3 Removing Policy Binding

ALTER TABLE table_name CHANGE COLUMN column_name UNSET MASK;


Use Case Examples

1 Basic Masking

Requirement: Display the first 6 characters of an ID card number, followed by 4 asterisks, and then the last 4 characters.

CREATE FUNCTION public.idcard_masking(idcard STRING) RETURNS STRING AS concat(substr(idcard, 1, 6), repeat('*', 4), substr(idcard, 10, 4)); ALTER TABLE data CHANGE COLUMN idcard SET MASK public.idcard_masking;

Query Effect:

Original Value: 130183199901011234 → Masked: 130183****9010

2 Dynamic Masking Based on User

Requirement: Only the UAT_TEST user should see masked data.
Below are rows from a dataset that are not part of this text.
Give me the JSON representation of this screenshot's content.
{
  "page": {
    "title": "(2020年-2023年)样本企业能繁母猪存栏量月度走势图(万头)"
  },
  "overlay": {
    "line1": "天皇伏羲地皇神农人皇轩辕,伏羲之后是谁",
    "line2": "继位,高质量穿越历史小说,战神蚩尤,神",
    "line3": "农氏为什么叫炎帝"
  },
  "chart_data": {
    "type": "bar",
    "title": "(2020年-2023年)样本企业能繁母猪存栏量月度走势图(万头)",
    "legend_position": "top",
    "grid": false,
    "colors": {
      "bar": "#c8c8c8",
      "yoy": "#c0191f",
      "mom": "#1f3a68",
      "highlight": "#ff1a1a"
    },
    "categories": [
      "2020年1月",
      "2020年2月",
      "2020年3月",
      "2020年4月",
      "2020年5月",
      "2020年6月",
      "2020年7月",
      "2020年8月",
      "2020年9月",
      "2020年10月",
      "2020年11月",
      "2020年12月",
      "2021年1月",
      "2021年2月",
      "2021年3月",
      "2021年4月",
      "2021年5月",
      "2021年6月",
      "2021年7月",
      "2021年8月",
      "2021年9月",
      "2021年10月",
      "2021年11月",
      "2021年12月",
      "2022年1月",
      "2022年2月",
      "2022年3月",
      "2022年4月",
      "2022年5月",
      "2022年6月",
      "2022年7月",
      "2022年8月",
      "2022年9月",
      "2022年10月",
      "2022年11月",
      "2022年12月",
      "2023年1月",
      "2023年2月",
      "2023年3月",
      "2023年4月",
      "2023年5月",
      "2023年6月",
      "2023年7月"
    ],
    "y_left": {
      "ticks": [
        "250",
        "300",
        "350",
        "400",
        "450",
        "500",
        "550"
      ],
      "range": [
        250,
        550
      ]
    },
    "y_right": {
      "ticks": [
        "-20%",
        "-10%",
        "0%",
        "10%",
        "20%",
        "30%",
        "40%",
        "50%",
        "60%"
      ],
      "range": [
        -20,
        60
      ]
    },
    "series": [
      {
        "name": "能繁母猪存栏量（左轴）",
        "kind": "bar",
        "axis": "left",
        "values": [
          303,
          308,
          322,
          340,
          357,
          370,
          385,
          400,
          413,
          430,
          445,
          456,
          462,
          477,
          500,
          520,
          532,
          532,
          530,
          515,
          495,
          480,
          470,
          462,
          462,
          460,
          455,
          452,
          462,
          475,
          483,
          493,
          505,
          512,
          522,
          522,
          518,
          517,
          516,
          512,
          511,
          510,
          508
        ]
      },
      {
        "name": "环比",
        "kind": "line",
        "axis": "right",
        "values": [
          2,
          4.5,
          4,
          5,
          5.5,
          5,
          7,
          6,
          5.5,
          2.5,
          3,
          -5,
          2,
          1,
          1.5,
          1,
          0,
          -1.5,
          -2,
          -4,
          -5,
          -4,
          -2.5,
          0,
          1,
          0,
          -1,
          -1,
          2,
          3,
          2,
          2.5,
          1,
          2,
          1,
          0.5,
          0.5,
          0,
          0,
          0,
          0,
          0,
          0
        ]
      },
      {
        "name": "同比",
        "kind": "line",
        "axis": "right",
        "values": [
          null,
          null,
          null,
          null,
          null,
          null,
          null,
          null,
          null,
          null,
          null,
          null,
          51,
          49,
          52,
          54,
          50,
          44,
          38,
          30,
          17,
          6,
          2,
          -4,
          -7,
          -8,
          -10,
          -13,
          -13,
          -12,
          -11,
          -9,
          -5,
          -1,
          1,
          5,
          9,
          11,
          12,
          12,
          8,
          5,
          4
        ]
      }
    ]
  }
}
CREATE FUNCTION public.idcard_masking(idcard STRING) RETURNS STRING AS CASE WHEN current_user() = "UAT_TEST" THEN concat(substr(idcard, 1, 6), repeat('*', 4), substr(idcard, 10, 4)) ELSE idcard END; -- Ignoring case sensitivity of the username CREATE FUNCTION public.idcard_masking(idcard STRING) RETURNS STRING AS CASE WHEN lower(current_user()) = "uat_test" THEN concat(substr(idcard, 1, 6), repeat('*', 4), substr(idcard, 10, 4)) ELSE idcard END;

3 Dynamic Masking Based on Role

Requirement: Users with the user_admin role can view the full information.

CREATE FUNCTION public.idcard_masking_role(idcard STRING) RETURNS STRING AS CASE WHEN array_contains(current_roles(), "user_admin") THEN idcard ELSE concat(substr(idcard,1,6), '****', substr(idcard,11,4)) END;


Complete Operation Example

1 Initializing the Environment

CREATE SCHEMA IF NOT EXISTS security_demo; USE security_demo; -- General masking function CREATE FUNCTION security_demo.ssn_mask(ssn STRING) RETURNS STRING AS concat('***-**-', substr(ssn, 8, 4)); CREATE TABLE security_demo.user_data ( name STRING, ssn STRING MASK security_demo.ssn_mask, -- Binding directly when creating the table phone STRING ); INSERT INTO security_demo.user_data VALUES ('James', '123-45-6789', '123456789'); SELECT * FROM security_demo.user_data;

2 Creating Policy Functions

-- Exemption for privileged roles CREATE FUNCTION security_demo.admin_ssn_mask(ssn STRING) RETURNS STRING AS CASE WHEN array_contains(current_roles(), 'user_admin') THEN ssn ELSE concat('***-**-', substr(ssn,8,4)) END;

3 Modifying Masking Policies

-- Removing the previous policy ALTER TABLE security_demo.user_data CHANGE COLUMN ssn UNSET MASK; -- Adding a new policy ALTER TABLE security_demo.user_data CHANGE COLUMN ssn SET MASK security_demo.admin_ssn_mask;

4 Verifying the Effect

Query by a Regular User:

SELECT * FROM user_data; -- Output: John Doe ***-**-6789 138****1234

Query by a USER_ADMIN Role:

SELECT * FROM user_data; -- Output: John Doe 123-45-6789 138****1234


Management Notes

1 Permission Control

  • Only roles with ALTER TABLE permissions are allowed to modify masking policies.
  • Function creation requires CREATE FUNCTION permissions.

2 Performance Recommendations

  • Avoid using complex calculations in masking functions.
  • Use conditional logic cautiously for columns with high query frequency.

Limitations

  • Only one masking policy can be bound to a single column. If you want to define multiple masking rules, you can use conditional logic within a single function to apply different policies.